1. Field of the Invention
The present invention relates to a reactor device to which a reactant is supplied, and which causes a reaction of the reactant.
2. Description of the Related Art
In recent years, attention has been focused on a fuel cell serving as a clean power supply having a high energy conversion efficiency. This fuel cell has been widely practically available for use in fuel cell automobiles, electric housings and the like. In addition, in portable electronic equipment such as a cellular phone or a notebook type personal computer in which research and development of downsizing is rapidly promoted as well, practical use of a power supply using a fuel cell has been discussed.
The fuel cell is configured to have electric power generation cells that generate electric energy by an electrochemical reaction of hydrogen. In the case of a reforming fuel cell that reforms a fuel to generate hydrogen, it is necessary to provide a reactor having a reformer or the like, for generating hydrogen from a fuel, in addition to the fuel cell. Thermal energy is required to generate hydrogen in the reformer, and it is necessary to set a reaction temperature at a predetermined value. Therefore, a heater is provided in the reformer, and an electrode of the heater is formed on a surface of the fuel reformer. A lead wire is connected to the electrode via wire bonding, for example, and the heater is heated by applying a voltage via the lead wire so as to set the reformer at a predetermined reaction temperature.
In this case, since the heater is provided in the fuel reformer, wiring must be laid out from the heater to an electrode on the surface of the fuel reformer. However, if such wiring is not sufficiently joined to the fuel reformer, fuel, for example, can leak through a gap.
In addition, as described above, the reformer is heated to be set at the predetermined temperature. Thus, a stress due to thermal expansion is applied to the lead wire connected to the heater electrode, and the lead wire can break.
On the other hand, in order to enhance electric power generation efficiency in the fuel cell, development has been promoted of a solid oxide fuel cell (hereinafter, referred to as SOFC) that can enhance electric power generation efficiency in order to achieve actuation at a high temperature. In this SOFC, an electric power generation cell is used in which a fuel electrode is provided on one face of a solid oxide type electrolyte and an oxygen electrode is provided on the other face.

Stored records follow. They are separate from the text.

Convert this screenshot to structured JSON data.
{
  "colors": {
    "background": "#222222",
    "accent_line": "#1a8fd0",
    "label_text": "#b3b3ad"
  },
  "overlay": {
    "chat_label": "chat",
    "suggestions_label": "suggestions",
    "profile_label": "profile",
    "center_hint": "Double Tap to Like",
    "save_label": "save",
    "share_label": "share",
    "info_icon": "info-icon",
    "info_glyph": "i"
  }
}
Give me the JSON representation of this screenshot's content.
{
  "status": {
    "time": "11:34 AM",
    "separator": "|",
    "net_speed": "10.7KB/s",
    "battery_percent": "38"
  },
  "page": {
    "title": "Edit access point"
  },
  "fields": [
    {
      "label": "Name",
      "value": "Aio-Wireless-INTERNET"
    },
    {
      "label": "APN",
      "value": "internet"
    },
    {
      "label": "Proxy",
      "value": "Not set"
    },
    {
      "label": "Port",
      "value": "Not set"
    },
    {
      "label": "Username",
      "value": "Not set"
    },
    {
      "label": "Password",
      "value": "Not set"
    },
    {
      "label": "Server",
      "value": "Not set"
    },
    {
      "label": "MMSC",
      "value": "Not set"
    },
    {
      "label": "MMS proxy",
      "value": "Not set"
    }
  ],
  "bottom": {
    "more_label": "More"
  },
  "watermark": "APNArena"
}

In this SOFC, a reaction is carried out at a comparatively high temperature (about 500° C. to 1000° C.). Thus, electric power generation cells are housed in a heat insulation container. In addition, pipelines serving as supply flow pathways of a fuel gas or oxygen and discharge flow pathways of discharge gas; an anode output electrode; and a cathode output electrode are connected to the electric power generation cells and are routed through the heat insulation container. Here, in the SOFC, an operating temperature of the electric power generation cells is high, and thus, a temperature difference between each of the pipelines exposed to the outside, the anode output electrode and the cathode output electrode; and the electric power generation cells increases. Therefore, a thermal loss due to the leakage of the heat of the electric power generation cells to the outside is prone to increase.
In addition, for example, at the time of startup, as the electric power generation cells are heated, the pipelines and output electrodes thermally expand. Thus, a thermal stress is applied, whereby equipment can break.